I don’t like going out. Ok, scratch that. I don’t like going out to events/parties where there are going to be more than 10 people I know.
I don’t mind being in public amongst strangers. And I really like to go out with one, two or up to 5 friends. But when there gets to be more people I know in one place, I get a bit anxious.
But, I don’t like large groups of people I know. Hence, I do not like parties most of the time.
I love that my closest friends really “get” this. My best friend is such a social butterfly…and she does it with such seeming ease! What I love is that she has stopped asking me to go out with her to parties unless she knows I’m really close with the people or if those throwing it would really like to see me or if she really really needs my wingman abilities. She LOVES to be amongst large groups of friends. But, since I don’t and we are so close, we haven’t let our social lives drive us apart. I love that we have our movie night together just the two of us. THAT is the type of thing I love!
I love being one-on-one with a friend. That is where I thrive. THat is where I love relationships. That is where I feel the love and feel I can share/express it at my best. I have the most fun with very very small groups.
I’m not going to go into the psychology of “why” I don’t like more than 4 or 5 of my friends together at once–I just don’t. ANd I’m finally discovering and accepting that that is completely OK!
I was thinking about how come I used to LOVE parties during my adolescent formative years in jr. high and high school. But, that was different, yet the same.
For one, I was sort of that jr. high mini-slut. Ya know, I really only liked parties then because wanted to find someone (usually that one boy my mom couldn’t stand) to go off alone with and make-out…which means I was really seeking to be one-on-one (emphasis on the “on”) with some boy rather than with the group of my friends.
And in high school, I was only going to parties seeking to get drunk. And really didn’t feel comfortable in the party setting until I had had at least a few beers or shots of whatever cheep liquor we had. ANd then I’d usually find someone to sit and have some deep conversation with and if that didn’t happen I’d either find a room to cry in or go wandering off alone for a bit. Escape.

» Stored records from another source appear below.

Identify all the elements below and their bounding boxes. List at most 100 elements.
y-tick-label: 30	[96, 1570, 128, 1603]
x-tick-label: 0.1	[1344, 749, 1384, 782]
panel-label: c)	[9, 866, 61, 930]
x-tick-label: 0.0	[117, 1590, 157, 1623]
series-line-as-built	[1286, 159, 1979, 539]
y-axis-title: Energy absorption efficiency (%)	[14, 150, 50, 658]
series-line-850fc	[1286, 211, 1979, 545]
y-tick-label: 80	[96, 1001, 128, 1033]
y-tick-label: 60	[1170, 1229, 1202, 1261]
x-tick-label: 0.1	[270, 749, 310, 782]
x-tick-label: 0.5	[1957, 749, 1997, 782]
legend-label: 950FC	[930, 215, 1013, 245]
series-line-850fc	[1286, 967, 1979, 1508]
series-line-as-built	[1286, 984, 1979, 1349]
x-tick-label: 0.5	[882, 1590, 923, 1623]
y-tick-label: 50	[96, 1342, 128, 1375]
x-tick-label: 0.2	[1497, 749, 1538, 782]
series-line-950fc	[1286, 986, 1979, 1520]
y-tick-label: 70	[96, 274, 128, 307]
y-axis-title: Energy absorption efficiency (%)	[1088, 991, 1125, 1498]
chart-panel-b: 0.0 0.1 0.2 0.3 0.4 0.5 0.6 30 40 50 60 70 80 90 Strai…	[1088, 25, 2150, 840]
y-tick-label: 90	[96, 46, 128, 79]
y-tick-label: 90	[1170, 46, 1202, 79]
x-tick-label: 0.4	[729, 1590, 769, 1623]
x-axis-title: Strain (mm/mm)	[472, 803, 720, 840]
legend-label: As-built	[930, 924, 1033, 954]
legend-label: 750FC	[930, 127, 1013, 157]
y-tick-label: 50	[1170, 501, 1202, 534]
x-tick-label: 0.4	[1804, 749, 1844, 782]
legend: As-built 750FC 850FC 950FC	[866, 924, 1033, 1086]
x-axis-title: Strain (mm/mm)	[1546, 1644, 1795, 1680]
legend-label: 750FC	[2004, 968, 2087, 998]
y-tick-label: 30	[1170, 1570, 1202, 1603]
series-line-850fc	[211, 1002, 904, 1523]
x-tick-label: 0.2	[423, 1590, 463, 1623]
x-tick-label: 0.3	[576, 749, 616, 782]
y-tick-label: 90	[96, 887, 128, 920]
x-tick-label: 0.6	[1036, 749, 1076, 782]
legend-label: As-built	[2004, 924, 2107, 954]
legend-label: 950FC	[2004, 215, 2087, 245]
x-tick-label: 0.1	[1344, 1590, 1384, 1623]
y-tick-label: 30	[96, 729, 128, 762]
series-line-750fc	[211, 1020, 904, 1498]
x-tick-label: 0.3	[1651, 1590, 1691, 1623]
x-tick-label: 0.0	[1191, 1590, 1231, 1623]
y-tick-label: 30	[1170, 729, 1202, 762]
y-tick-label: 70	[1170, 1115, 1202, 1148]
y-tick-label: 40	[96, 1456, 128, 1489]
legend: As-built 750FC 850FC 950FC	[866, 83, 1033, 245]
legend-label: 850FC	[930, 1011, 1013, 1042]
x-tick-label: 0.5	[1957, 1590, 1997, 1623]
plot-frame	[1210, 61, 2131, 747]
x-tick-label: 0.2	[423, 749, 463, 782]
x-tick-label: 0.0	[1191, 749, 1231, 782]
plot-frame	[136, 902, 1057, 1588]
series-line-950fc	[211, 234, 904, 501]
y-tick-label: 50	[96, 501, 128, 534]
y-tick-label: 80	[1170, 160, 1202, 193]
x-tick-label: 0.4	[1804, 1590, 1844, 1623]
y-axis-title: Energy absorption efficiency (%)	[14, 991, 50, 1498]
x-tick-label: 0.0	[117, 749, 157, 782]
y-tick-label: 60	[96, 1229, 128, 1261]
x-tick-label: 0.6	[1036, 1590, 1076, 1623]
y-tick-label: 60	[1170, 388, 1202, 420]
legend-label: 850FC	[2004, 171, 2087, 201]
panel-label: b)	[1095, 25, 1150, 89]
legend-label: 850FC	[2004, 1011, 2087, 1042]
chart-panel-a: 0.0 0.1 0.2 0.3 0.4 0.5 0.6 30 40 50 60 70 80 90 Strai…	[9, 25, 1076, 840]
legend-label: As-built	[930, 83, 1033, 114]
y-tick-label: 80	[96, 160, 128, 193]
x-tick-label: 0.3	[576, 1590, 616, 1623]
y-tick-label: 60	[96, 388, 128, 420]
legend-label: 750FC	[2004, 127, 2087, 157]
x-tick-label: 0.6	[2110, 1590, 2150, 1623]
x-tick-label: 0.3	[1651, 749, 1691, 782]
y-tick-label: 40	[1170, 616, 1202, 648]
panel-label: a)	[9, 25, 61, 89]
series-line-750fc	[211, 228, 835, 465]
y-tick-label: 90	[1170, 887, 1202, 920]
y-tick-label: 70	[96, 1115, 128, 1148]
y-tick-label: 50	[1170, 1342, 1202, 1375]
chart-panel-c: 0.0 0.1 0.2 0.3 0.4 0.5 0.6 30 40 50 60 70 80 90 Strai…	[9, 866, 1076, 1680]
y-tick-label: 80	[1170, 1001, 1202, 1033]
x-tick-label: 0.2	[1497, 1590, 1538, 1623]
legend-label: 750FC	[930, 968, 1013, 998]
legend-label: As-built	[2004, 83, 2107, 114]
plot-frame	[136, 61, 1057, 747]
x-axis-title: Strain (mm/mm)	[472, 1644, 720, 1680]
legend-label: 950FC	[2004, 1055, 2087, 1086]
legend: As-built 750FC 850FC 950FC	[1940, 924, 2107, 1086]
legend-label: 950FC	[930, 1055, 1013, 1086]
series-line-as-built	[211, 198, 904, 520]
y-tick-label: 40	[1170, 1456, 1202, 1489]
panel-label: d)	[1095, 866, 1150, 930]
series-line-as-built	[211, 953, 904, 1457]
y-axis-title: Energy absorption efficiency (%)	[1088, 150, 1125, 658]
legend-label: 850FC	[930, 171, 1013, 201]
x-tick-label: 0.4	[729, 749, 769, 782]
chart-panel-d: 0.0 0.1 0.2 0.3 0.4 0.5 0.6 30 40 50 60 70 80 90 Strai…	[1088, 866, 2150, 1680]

So, now that I don’t drink hardly at all anymore and never ever fully crossed over that mini-slut barrier into full-fledged slutdom, I’m in this social limbo. I have friends. I have AMAZING friends. I love them. They love me. I make friends quite well. People like me. But they don’t know that they terrify me. They do not know the immense anxiety I get when I get an invitation to a party for which I have no real legitimate excuse not to attend. In fact, if I have a social something or other going on some day, I will wake up that day stewing over it. Oh, I have that! I love when I have a prior engagement with a friend or I have to work on something that needs must be done ASAP.
I don’t like going to parties, but I also do not like disappointing people. And I have also discovered that my awkward social life has stopped some friendships from even forming. THat has saddened me. I just wish I could explain to some people that I DO like them. I just really do not have fun the way most people do. I’d choose a night at home with tea and a friend over a huge party with all of my friends. And it’s not because I like to get to bed early. WHile this is true, a good conversation with a friend can keep me up all night and a party will bore me to sleep before 10.
It’s just the way I’m wired. I think the anxiety is less about the social gathering than it is anxiety about hurting or disappointing someone by not attending or anxiety about losing a friend from one too many skipped parties or social outings. Yeah, that’s gotta be it.